EMC adds unstructured big data analytics to Greenplum platform

EMC Corp.’s Greenplum subsidiary today announced a new capability to its Hadoop Data Computing Appliance (DCA) that allows users to mix and match unstructured and structured data analytics platforms.

EMC also announced its Greenplum Analytics Workbench, a 1,000-plus-node test bed for software integration tests of Apache Hadoop software.

The test bed provides the Hadoop open source community with the testing resources to quickly identify bugs, stabilize new releases and optimize hardware configurations in an effort to speed up the innovation of Hadoop. All testing and results will be given back to the Apache Software Foundation and the open source community. EMC’s testing will be planned in co-ordination with the Apache Hadoop project. Hadoop is an open source software platform, originally developed by Google, for analyzing large quantities of data.

On its Greenplum appliance product front, EMC introduced the Modular Data Computing Appliance, which allows users to combine a massively parallel processing relational database with enterprise-class Apache Hadoop in a single, unified appliance to achieve structured and unstructured data processing.

Greenplum introduced the Data Computing Appliance in October 2010. An updated version of the DCA that included a Hadoop appliance was released this past May .

The Greenplum HD (Hadoop) DCA is built on top of Intel X86 servers and uses both a structured database built by Greenplum, which EMC acquired last year , and the Apache open-source version of Hadoop. The older version of the appliance is based on Sun Fire x64-based servers.

According to Scott Yara, co-founder of Greenplum and vice-president of products of EMC ‘s data computing division, administrators can read and write files in parallel from Greenplum to HDFS (Hadoop File System), enabling rapid data sharing. Cross-platform analysis can be performed using Greenplum SQL and advanced analytic functions accessing data on HDFS.

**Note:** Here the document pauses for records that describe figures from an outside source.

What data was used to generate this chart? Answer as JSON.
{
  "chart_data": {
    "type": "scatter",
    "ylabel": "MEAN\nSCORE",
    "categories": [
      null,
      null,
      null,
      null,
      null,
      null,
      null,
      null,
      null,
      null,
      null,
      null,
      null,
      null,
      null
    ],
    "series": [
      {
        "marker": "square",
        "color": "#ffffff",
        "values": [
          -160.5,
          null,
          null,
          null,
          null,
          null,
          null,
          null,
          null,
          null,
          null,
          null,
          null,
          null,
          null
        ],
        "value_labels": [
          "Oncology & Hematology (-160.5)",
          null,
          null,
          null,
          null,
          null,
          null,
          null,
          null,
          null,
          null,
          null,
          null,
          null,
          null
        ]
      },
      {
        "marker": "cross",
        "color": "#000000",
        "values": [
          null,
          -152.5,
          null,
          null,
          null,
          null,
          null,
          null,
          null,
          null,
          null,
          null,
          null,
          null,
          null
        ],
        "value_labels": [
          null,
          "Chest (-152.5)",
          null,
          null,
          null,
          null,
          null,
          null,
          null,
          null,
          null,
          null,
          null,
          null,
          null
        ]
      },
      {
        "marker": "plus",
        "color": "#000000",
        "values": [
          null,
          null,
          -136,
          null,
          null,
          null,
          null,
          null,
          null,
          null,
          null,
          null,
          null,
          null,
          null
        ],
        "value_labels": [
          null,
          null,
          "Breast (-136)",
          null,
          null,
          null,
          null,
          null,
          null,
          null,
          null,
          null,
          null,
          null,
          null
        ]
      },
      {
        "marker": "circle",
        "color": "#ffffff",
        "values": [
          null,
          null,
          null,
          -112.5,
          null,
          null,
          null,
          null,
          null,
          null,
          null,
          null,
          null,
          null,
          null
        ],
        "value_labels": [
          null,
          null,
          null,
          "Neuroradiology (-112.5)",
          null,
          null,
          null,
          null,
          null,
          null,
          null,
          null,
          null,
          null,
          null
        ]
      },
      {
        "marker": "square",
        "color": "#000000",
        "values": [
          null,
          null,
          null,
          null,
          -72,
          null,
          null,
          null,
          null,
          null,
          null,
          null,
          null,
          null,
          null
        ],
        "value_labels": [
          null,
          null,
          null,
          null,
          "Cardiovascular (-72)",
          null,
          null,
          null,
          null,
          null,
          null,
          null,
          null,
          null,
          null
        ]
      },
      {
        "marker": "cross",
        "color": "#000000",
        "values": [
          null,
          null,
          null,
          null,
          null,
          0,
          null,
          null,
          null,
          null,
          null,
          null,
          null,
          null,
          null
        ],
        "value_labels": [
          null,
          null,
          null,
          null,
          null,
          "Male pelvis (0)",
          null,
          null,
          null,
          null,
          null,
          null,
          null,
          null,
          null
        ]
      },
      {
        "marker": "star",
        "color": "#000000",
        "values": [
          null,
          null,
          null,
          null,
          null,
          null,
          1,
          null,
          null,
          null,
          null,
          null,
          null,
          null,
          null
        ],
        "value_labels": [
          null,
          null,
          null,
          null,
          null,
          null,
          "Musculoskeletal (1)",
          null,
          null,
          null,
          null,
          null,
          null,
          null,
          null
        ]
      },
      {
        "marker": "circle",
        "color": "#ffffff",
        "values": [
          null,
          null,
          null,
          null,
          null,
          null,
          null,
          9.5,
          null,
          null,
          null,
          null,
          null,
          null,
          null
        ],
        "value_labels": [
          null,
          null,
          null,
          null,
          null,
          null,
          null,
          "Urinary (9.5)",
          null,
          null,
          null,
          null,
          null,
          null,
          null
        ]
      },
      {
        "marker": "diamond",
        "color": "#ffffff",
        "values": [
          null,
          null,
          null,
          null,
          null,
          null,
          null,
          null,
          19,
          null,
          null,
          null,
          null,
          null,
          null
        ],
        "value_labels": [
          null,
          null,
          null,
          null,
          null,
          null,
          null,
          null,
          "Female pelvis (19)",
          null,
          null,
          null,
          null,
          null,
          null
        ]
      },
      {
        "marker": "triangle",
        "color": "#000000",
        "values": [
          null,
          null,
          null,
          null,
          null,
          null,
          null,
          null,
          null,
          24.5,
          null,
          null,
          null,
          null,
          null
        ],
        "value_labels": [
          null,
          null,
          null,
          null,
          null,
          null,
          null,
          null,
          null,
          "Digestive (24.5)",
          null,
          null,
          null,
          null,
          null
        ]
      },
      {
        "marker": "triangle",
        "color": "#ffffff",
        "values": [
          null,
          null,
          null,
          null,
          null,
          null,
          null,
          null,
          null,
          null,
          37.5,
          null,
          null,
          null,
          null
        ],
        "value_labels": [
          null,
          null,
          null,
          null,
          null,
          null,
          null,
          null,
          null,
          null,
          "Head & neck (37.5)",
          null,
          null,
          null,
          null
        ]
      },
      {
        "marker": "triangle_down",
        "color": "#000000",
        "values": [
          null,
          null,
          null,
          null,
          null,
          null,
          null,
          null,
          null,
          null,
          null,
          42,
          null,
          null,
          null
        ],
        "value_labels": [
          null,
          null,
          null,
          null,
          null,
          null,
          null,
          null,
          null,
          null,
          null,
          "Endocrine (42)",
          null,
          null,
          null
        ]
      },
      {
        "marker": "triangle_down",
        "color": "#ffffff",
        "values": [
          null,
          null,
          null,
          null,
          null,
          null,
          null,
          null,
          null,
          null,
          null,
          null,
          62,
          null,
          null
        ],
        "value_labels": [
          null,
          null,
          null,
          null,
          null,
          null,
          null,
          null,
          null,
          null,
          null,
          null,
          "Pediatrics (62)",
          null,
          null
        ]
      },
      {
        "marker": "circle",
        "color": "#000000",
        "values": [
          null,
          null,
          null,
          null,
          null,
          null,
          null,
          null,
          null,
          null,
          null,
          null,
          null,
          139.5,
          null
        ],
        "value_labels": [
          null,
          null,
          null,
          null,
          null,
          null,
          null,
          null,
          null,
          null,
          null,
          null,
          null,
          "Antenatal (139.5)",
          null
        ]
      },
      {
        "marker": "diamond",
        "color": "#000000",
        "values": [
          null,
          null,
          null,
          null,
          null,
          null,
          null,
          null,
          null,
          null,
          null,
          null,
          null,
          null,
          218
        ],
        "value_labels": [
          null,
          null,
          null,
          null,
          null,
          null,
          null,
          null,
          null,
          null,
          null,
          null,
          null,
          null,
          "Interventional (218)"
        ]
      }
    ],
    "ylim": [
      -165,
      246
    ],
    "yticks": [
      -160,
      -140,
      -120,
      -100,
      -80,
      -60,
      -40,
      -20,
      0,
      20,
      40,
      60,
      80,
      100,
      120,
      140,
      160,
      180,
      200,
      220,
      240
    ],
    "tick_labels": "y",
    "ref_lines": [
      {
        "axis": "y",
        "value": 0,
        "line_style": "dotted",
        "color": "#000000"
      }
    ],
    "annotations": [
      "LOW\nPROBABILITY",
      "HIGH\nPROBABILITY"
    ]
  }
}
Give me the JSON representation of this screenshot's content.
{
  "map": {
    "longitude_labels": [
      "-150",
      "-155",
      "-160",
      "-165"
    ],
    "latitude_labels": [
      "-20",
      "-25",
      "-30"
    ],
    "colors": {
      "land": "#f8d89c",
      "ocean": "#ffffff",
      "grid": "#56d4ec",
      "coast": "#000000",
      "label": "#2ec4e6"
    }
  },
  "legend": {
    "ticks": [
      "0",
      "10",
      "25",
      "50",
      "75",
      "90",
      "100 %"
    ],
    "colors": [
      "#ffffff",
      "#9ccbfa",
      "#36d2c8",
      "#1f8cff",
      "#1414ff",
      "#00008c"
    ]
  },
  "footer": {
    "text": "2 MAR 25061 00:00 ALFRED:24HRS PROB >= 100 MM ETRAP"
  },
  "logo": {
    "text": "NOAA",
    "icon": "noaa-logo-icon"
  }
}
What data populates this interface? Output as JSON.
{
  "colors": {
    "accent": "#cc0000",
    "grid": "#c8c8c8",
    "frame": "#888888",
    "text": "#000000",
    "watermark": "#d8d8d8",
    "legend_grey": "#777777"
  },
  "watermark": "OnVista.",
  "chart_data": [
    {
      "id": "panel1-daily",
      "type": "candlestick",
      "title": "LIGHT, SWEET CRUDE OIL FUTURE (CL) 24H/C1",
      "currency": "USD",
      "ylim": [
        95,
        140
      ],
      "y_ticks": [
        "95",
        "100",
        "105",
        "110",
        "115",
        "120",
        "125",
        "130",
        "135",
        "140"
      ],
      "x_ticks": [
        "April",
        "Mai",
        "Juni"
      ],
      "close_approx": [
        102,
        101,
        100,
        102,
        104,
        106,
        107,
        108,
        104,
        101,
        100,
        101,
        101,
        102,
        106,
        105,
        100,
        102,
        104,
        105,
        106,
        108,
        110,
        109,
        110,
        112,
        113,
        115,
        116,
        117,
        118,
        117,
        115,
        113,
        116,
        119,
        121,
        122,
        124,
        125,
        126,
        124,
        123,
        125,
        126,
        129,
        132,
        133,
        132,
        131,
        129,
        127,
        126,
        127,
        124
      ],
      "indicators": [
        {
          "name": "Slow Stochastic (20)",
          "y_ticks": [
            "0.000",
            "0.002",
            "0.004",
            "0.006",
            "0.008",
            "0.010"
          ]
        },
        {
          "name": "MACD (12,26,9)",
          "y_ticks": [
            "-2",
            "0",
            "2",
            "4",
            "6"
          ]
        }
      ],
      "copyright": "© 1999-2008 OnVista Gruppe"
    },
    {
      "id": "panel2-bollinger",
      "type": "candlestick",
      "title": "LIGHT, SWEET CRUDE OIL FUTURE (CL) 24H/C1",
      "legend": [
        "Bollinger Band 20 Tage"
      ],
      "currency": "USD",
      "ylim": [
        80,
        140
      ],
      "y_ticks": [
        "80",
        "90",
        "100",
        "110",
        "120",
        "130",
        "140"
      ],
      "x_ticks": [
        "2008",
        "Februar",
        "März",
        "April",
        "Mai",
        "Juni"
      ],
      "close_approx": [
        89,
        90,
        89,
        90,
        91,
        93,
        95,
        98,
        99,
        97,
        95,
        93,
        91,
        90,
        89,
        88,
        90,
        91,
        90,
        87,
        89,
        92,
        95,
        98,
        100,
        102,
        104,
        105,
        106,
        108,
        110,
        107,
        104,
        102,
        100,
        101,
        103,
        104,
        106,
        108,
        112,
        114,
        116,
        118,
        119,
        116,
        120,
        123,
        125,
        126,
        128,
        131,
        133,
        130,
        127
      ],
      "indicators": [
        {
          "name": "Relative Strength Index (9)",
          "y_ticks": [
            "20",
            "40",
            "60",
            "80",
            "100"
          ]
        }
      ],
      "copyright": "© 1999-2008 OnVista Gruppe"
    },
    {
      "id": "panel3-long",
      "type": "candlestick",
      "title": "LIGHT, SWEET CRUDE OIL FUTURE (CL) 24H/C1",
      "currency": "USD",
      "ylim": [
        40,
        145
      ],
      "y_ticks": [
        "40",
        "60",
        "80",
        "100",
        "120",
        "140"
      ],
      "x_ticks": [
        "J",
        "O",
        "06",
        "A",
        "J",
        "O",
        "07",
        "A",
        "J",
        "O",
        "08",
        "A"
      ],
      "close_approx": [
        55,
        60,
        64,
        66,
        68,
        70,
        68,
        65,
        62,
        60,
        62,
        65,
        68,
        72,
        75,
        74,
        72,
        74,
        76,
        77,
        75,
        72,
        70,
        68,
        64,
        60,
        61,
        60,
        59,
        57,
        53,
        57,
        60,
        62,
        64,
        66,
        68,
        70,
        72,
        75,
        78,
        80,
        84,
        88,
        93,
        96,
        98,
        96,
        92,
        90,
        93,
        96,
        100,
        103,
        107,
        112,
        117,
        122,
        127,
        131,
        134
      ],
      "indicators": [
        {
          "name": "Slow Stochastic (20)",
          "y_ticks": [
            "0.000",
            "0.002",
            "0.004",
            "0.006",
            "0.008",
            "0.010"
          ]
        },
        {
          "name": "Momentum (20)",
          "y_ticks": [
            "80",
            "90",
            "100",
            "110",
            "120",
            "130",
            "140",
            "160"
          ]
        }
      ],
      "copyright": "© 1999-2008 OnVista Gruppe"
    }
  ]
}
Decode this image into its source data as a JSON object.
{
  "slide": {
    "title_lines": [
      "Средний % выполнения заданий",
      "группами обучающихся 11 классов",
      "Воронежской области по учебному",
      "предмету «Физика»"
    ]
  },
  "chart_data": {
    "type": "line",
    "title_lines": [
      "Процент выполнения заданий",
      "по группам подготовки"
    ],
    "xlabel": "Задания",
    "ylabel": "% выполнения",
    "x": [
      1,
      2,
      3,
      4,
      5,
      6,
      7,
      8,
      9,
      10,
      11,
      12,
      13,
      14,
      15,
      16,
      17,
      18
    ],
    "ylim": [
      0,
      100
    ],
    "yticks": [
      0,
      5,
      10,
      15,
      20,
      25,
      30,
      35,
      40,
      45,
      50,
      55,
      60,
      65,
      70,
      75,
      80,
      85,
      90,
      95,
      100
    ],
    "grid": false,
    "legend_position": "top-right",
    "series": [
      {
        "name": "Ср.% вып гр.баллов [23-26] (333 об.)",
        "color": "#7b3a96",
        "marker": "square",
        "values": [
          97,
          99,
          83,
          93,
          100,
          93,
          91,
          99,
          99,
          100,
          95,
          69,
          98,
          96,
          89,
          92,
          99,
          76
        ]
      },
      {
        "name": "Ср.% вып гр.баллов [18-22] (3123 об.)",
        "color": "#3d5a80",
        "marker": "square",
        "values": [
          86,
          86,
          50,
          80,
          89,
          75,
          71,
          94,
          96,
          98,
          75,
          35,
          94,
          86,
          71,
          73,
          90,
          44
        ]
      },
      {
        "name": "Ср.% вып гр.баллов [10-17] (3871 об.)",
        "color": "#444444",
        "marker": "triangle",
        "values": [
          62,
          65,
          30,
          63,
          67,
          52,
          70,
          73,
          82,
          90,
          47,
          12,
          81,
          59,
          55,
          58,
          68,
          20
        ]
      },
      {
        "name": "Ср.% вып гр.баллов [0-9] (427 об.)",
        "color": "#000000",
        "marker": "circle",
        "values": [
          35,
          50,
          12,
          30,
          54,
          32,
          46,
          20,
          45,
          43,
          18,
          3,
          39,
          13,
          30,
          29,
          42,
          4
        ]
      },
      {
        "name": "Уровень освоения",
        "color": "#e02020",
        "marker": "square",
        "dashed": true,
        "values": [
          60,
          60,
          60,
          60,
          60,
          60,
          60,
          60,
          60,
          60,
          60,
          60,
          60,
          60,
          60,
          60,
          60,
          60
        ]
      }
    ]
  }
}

The new Modular DCA adds high-performance computing modules in the form of SAS Institute’s in-memory analytics software, allowing it to serve up both structured data, such as databases, and unstructured file data, according to Yara.

“The main change is that it can perform parallel processing using server memory through the use of business analytics software [from SAS] ,” Yara said. “We wanted to offer a Lego building-block-type architecture.”

Through the use of the SAS software, structured and unstructured data can exist on multiple x86 hosts, the purpose of which is to allow users to perform computations in memory on each server node in a clustered configuration.

“The power of the appliance is that it can perform all these complex problems in parallel,” Yara said.

The new Modular DCA is undergoing product trials and is expected to be available by the end of this year, Yara said.